Are We Required to Tithe on an Inheritance or Gift?
A tithe is 10 percent, and the Church upholds the biblical teaching that tithing is a command instituted by God for doing His work and caring for His Church.
Deuteronomy 14:22 teaches, “You shall truly tithe all the increase of your grain that the field produces year by year” (emphasis added). Based on this clear and direct biblical guideline, we see that we should calculate our tithe based on our “increase.” Increase is determined by any profit or earning we receive after we have subtracted the cost of doing business or the cost of investing in any work or investment activity.
If you receive a free gift, you need not pay tithe on it.
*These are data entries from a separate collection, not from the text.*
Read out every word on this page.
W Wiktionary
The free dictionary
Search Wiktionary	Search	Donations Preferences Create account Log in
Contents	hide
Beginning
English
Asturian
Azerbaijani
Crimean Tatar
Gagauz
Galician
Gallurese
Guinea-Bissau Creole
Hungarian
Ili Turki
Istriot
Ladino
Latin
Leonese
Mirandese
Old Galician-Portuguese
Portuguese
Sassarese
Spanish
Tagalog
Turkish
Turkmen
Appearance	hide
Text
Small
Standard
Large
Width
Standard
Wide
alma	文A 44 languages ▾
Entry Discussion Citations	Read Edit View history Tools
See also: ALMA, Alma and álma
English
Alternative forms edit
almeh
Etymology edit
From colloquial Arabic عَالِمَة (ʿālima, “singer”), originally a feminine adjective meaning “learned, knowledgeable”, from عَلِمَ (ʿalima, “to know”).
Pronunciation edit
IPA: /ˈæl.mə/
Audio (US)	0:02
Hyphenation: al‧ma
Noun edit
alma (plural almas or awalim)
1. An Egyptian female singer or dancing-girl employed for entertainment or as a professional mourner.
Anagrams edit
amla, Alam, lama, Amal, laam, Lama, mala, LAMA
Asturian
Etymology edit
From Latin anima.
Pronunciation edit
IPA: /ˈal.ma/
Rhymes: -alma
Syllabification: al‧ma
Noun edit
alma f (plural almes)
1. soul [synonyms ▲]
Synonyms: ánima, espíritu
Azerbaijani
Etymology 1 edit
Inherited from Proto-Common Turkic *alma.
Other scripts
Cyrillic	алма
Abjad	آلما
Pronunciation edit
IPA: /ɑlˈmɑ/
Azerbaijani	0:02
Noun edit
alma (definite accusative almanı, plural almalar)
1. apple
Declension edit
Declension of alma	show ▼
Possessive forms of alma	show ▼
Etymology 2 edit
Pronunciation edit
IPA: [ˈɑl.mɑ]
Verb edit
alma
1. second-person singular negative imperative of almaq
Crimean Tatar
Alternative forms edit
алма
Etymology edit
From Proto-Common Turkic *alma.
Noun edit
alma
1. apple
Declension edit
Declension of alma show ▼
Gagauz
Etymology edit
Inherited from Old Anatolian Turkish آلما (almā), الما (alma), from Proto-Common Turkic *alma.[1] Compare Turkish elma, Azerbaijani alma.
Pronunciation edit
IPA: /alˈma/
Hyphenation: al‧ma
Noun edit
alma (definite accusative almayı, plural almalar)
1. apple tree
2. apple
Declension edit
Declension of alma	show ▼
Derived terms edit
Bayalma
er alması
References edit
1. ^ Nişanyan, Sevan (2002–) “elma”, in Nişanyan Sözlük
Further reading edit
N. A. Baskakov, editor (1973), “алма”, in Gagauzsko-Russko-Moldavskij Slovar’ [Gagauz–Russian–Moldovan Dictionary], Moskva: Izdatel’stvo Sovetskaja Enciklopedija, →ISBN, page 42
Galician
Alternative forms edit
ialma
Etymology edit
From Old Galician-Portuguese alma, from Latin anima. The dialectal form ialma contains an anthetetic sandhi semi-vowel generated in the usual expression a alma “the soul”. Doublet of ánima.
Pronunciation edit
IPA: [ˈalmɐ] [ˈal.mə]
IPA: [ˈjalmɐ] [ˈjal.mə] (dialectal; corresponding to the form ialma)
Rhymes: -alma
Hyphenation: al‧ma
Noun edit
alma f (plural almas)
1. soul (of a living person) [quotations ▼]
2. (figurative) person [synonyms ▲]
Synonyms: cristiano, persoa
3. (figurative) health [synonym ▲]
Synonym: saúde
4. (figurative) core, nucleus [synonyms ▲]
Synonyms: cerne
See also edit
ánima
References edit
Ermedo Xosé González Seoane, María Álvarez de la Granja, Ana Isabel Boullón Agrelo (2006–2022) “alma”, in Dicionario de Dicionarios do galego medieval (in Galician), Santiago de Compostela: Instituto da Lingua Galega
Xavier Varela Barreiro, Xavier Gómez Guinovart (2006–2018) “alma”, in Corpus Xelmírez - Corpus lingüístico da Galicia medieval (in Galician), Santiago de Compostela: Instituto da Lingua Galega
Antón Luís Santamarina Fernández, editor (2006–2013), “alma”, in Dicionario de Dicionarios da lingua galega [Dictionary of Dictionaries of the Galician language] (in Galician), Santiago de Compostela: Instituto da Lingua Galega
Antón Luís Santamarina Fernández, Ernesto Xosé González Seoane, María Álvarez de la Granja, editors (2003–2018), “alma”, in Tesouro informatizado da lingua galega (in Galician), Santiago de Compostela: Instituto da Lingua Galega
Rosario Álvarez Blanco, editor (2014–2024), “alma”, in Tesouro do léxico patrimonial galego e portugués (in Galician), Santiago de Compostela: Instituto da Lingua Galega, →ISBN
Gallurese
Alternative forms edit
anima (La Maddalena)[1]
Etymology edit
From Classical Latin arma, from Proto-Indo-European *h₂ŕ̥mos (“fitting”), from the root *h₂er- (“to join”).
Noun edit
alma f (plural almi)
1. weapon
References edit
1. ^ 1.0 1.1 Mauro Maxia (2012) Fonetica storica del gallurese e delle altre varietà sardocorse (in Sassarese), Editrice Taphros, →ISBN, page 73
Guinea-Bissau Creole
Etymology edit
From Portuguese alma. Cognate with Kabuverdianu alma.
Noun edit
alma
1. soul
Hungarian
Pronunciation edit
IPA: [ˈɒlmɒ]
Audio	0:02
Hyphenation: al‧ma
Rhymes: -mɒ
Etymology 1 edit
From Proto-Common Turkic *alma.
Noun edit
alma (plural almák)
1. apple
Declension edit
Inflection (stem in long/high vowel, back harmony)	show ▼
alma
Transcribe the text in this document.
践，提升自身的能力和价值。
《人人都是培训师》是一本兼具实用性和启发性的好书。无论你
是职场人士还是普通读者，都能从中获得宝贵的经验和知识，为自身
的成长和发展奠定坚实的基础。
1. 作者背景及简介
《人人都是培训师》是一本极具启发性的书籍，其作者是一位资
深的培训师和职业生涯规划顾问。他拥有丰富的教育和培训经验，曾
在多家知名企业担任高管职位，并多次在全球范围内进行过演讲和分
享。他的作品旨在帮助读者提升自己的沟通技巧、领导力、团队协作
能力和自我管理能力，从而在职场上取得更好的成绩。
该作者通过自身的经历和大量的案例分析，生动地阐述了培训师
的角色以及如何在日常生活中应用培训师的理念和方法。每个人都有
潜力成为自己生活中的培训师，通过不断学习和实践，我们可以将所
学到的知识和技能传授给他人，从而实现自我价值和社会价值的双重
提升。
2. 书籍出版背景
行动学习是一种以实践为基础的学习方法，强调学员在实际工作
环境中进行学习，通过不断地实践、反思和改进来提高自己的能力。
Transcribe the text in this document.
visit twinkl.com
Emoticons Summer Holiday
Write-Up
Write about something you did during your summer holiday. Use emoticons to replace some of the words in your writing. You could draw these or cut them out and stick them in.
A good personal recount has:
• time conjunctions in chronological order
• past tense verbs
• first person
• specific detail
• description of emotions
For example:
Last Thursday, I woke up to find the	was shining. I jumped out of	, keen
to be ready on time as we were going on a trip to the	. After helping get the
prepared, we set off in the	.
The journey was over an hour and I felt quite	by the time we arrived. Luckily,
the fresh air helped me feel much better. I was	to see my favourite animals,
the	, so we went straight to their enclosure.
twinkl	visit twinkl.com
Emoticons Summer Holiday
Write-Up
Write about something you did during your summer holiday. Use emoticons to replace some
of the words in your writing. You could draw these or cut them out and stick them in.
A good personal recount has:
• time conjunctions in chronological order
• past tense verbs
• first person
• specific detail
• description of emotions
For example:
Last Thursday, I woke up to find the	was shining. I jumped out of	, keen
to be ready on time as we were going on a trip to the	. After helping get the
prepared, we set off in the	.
That includes an inheritance. It is not necessary to give a tithe on a gift or any form of gratuity for which you do not perform some type of service. However, it would be appropriate to show thanks to God by giving an offering for having been blessed with a substantial gift.
Regarding the subject of inheritance, while it is discussed in a number of places in the Bible, tithing on an inheritance is referred to in only one place—in regard to the Levites. The tribe of Levi received tithes of the other tribes of Israel as an inheritance (Numbers 18:26-27). Then the Levites were to tithe on that inheritance to the high priest (Numbers 18:28). However, the sense of the term in this case concerns an entire tribe’s allotment among the tribes of Israel, the Levites having received no land when it was divided among the others. And the Levites worked for that inheritance, being assigned to duties in Israel’s worship system, just as the high priest also worked. And consider that the Levites were commanded to pay a tithe of the tithe—but not of the people’s offerings or gifts.
Thus, even including that specific instance with the Levites, all tithing had to do with what an individual labored for—the increase from gleaning grapes (and producing wine), olives, barley, wheat and the like, to harvesting fruit from orchards, to the increase from year to year from cattle, sheep, goats, etc. We find no specific command given to the children of Israel, or to the Church, to pay tithes on an inheritance or any other gifts.
Again, however, a thank offering for an inheritance or other substantial gift could and perhaps should be considered. But such an offering and the amount given is totally up to the recipient of the gift.